Segundo ele, os carros exigem cuidados principalmente com dívidas pendentes como multas e IPVAs não pagos. ;Quem comprou o veículo é considerado responsável solidário pela dívida de IPVA. O não pagamento do imposto dá direito ao DF de ajuizar execução fiscal para penhorar o automóvel e vendê-lo em um futuro leilão;, alerta Cristiano. Há também os casos em que os bancos credores não concordam com o valor arrematado e se recusam a entregar a documentação. Aí é preciso entrar com ação judicial.


AS DIFERENÇAS
Um bem é leiloado judicialmente quando, em razão de alguma decisão da Justiça, ele foi penhorado e está em processo de execução. Já no caso de financiamento imobiliário, pelo Sistema Financeiro de Habitação, o credor pode vender o bem imóvel financiado em leilão para quitar a dívida do próprio empréstimo sem a necessidade de autorização judicial, ou seja, extrajudicialmente.


Antes de bater o martelo

Compra de imóvel

; Leia o edital com atenção. Esse documento traz todas
as características do bem, sua procedência, situação burocrática etc.

; Avalie a situação do imóvel com antecedência. Cheque a certidão de ônus atualizada para saber se existem outras penhoras, hipotecas ou alienações envolvendo o bem.

; É interessante também pesquisar a situação do atual proprietário na Justiça comum e federal. Isso pode indicar a existência de outras dívidas envolvendo o bem.

; Consulte sobre pendências anteriores, como IPTU e mensalidades de condomínio atrasadas. Essas dívidas devem ser assumidas pelo novo comprador, já que o seu não pagamento pode levar à perda do imóvel.

; Se o imóvel estiver ocupado, inclua no cálculo econômico a contratação futura de um advogado para fazer a emissão de posse (retirada dos moradores).

; Se pretende conseguir um bom desconto, participe do segundo leilão. No primeiro, o preço praticado deve ser compatível com o de mercado.

; Peça ajuda de um advogado para ter certeza de que não há falhas no processo para a realização do leilão. Caso contrário, a venda pública poderá ser anulada na Justiça a pedido do atual proprietário.

; Verifique se a execução é definitiva. Se não for, o antigo proprietário pode conseguir um recurso na Justiça e você ficará sem a carta de arrematação.

; Visite o imóvel.

; O leilão também perderá a validade se for praticado um preço vil, muito abaixo de valor de mercado e que cause prejuízo excessivo ao devedor. Em geral, considera-se um razoável a venda por 60% do praticado no mercado.

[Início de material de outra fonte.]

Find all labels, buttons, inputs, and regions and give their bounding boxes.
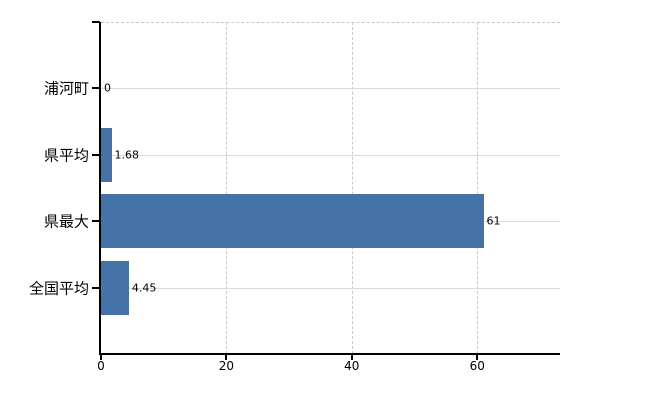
bar-value-label: 1.68 bbox=[114, 148, 140, 162]
x-tick-label: 0 bbox=[97, 359, 105, 373]
x-axis-tick bbox=[225, 353, 228, 360]
y-axis-tick bbox=[92, 286, 100, 289]
bar-value-label: 0 bbox=[104, 81, 111, 95]
y-axis-top-tick bbox=[92, 21, 100, 23]
category-label: 県最大 bbox=[43, 212, 89, 231]
x-tick-label: 40 bbox=[344, 359, 360, 373]
bar bbox=[101, 260, 129, 315]
x-tick-label: 20 bbox=[218, 359, 235, 373]
bar bbox=[101, 194, 484, 249]
plot-top-border bbox=[101, 22, 560, 23]
y-axis-tick bbox=[92, 220, 100, 223]
bar bbox=[101, 127, 112, 182]
x-axis-tick bbox=[100, 353, 102, 360]
category-label: 県平均 bbox=[43, 146, 89, 165]
v-gridline bbox=[477, 22, 479, 354]
category-label: 浦河町 bbox=[43, 79, 89, 98]
bar-value-label: 4.45 bbox=[131, 281, 157, 295]
y-axis-line bbox=[99, 22, 101, 355]
x-axis-line bbox=[99, 353, 560, 355]
x-tick-label: 60 bbox=[469, 359, 485, 373]
x-axis-tick bbox=[350, 353, 353, 360]
h-gridline bbox=[101, 154, 560, 156]
h-gridline bbox=[101, 88, 560, 90]
y-axis-tick bbox=[92, 87, 100, 90]
x-axis-tick bbox=[476, 353, 479, 360]
v-gridline bbox=[226, 22, 228, 354]
category-label: 全国平均 bbox=[28, 279, 89, 298]
h-gridline bbox=[101, 287, 560, 289]
plot-area: 0 1.68 61 4.45 bbox=[101, 22, 560, 354]
y-axis-tick bbox=[92, 153, 100, 156]
v-gridline bbox=[351, 22, 353, 354]
bar-value-label: 61 bbox=[486, 214, 501, 228]
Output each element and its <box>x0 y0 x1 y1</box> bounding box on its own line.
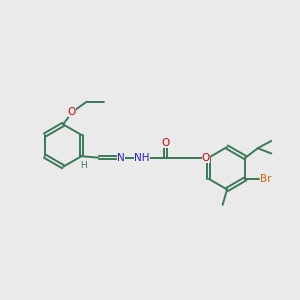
Text: H: H <box>80 160 87 169</box>
Text: O: O <box>68 107 76 117</box>
Text: Br: Br <box>260 174 272 184</box>
Text: O: O <box>202 153 210 163</box>
Text: N: N <box>117 153 125 163</box>
Text: NH: NH <box>134 153 150 163</box>
Text: O: O <box>162 138 170 148</box>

; Evite participar de leilão cujo bem seja levado à venda pública por meio de execução provisória. Nesse caso, o proprietário do imóvel pode ganhar recurso na Justiça e dificultar a arrematação do bem.

; Após a compra, peça que a carta de arrematação seja expedida o mais rápido possível. Somente após o registro em cartório imobiliário, o comprador se torna realmente o proprietário do imóvel.

Compra de bens móveis (carros, obras de arte, joias etc.)

; Cheque se a avaliação está correta. A prática de preço muito abaixo ao de mercado pode levar à anulação do leilão.

; Certifique-se sobre o estado de conservação do bem.

; Avalie a dificuldade para obter a posse do bem. Procure saber, por exemplo, onde o objeto está fisicamente, se em poder do devedor, do credor ou de um depositário público.

; Antes de comprar automóveis em leilões, confira a existência de pendências com multas e IPVA não pago.

; Quem comprou o veículo é considerado responsável solidário pela dívida de IPVA. O não pagamento do imposto dá direito ao Distrito Federal de ajuizar uma execução fiscal para penhorar o automóvel e vendê-lo em um futuro leilão.